330m is not much.
It's more than 0m
Which is more than -$1.00.
Maybe they can buy... three nVidia GPUs and electricity to run them!
In that case, I'll let them get a discount on the one I'm selling... Now only $100m.
That's thousands of salaries for a year, that's not too bad for an unknown company. More than enough to produce something that can attract more funding. Many startups became successful with less funding.
$330m is not nothing. But, with a funding split between a telecom CEO, and a shipping & logistics CEO - person has to wonder what sort of direction & tuning the team might be encouraged to explore. How will they stack up against existing & proven open source non-profits with impressive releases like EleutherAI?

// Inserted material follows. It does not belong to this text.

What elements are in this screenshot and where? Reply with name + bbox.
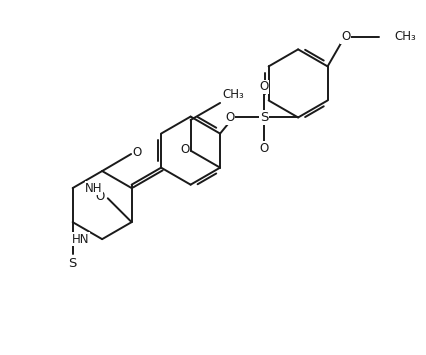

These open source projects are neat, in that they give the average person the opportunity to peek under the hood of an LLM that they'd never be able to run on consumer level hardware. There are some interesting things to find, especially in the dataset snapshots that Eleuther made available.
In general, kind of cool to see France being on the cutting edge of these things. And I think it's worth saluting any project that moves to decentralize power from states and megacorps, who seal wonderful, powerful things in black boxes.
France is on the cutting edge of AI indeed, the FAIR (Facebook AI lab) has a big office in Paris and its boss is Yann Le Cun. So there are plenty of researchers getting trained on the state of the art.
Makes sense it'd be the French again. They pioneered the internet after all.
Ideally, they'd just blow the entire $330M training an LLM, and release the weights. In reality, much of that money will probably go into paying salaries, various smaller research projects, etc.
Ideally, they wouldn't be paying salaries? What?
The context is that LLMs need a big up front capital expenditure to get started, because of the processor time to train these giant neural networks. This is a huge barrier to the development of a fully open source LLM. Once such a foundation model is available, building on top of it is relatively cheaper; one can then envision an explosion of open source models targeting specific applications, which would be amazing.
So if the bulk of this €300M could go into training, it would go a long way to plugging the gap. But in reality, a lot of that sum is going to be dissipated into other expenses, so there's going to be a lot less than €300M for actual training.
Is there any way we can decentralize the training of neural networks?
I recall something being released awhile ago that let people use their computers for scientific computations. Couldn't something similar be done for training AI?
There is a project (AI Horde) that allows you to donate compute for inference. I'm not sure why the same doesn't exist for training. I think the RAM/VRAM requirements just can't be lowered/split.
Another way to contribute is by helping with training data. LAION, which created the dataset behind Stable Diffusion, is a volunteer effort. Stable Diffusion itself was developed at a tax-funded public university in Germany. However, the cost of the processing for training, etc. was covered by a single rich guy.
Good luck training an LLM without any developer.
I hope they actually do, unlike "Open"AI
This is the best summary I could come up with:
This morning at Scaleway’s ai-PULSE conference, French billionaire and Iliad CEO Xavier Niel gave some extra details about his plans for an AI research lab based in Paris.
Six men took the stage this morning to talk about their previous work and what they have in mind for the research lab — Patrick Perez, Edouard Grave, Hervé Jegou, Laurent Mazaré, Neil Zeghidour and Alexandre Defossez.
Kyutai has also put together a team of scientific advisors who are well-known AI researchers — Yejin Choi, Yann LeCun and Bernhard Schölkopf.
“When it comes to the timeline, I don’t think our aim is necessarily to go as fast as Mistral, because our ambition is to provide a scientific purpose, an understanding and a code base to explain the results,” Defossez said at the press conference.
Macron also used this opportunity to define and defend France’s position on Europe’s AI Act, saying that use cases should be regulated, not model makers.
It’s not a question of defining good models, but we need to ensure that the services made available to our citizens are safe for them, for other economic players and for our democracy,” Macron said.
The original article contains 905 words, the summary contains 192 words. Saved 79%. I'm a bot and I'm open source!
Please put a space between the link and parenthesis so the link doesn't break
There I fixed the link. Sadly still in some weird arcane language but never mind
Smart. Even Google knows that they can't compete with open source models since open source development of AI models is much more optimized and a compliance serving model can't catch up with it.
So an open source model is their best way to leapfrog these giants.
nice :)
I would be happy to see the real story behind every kind of this tech news. You know we’re the real money will be.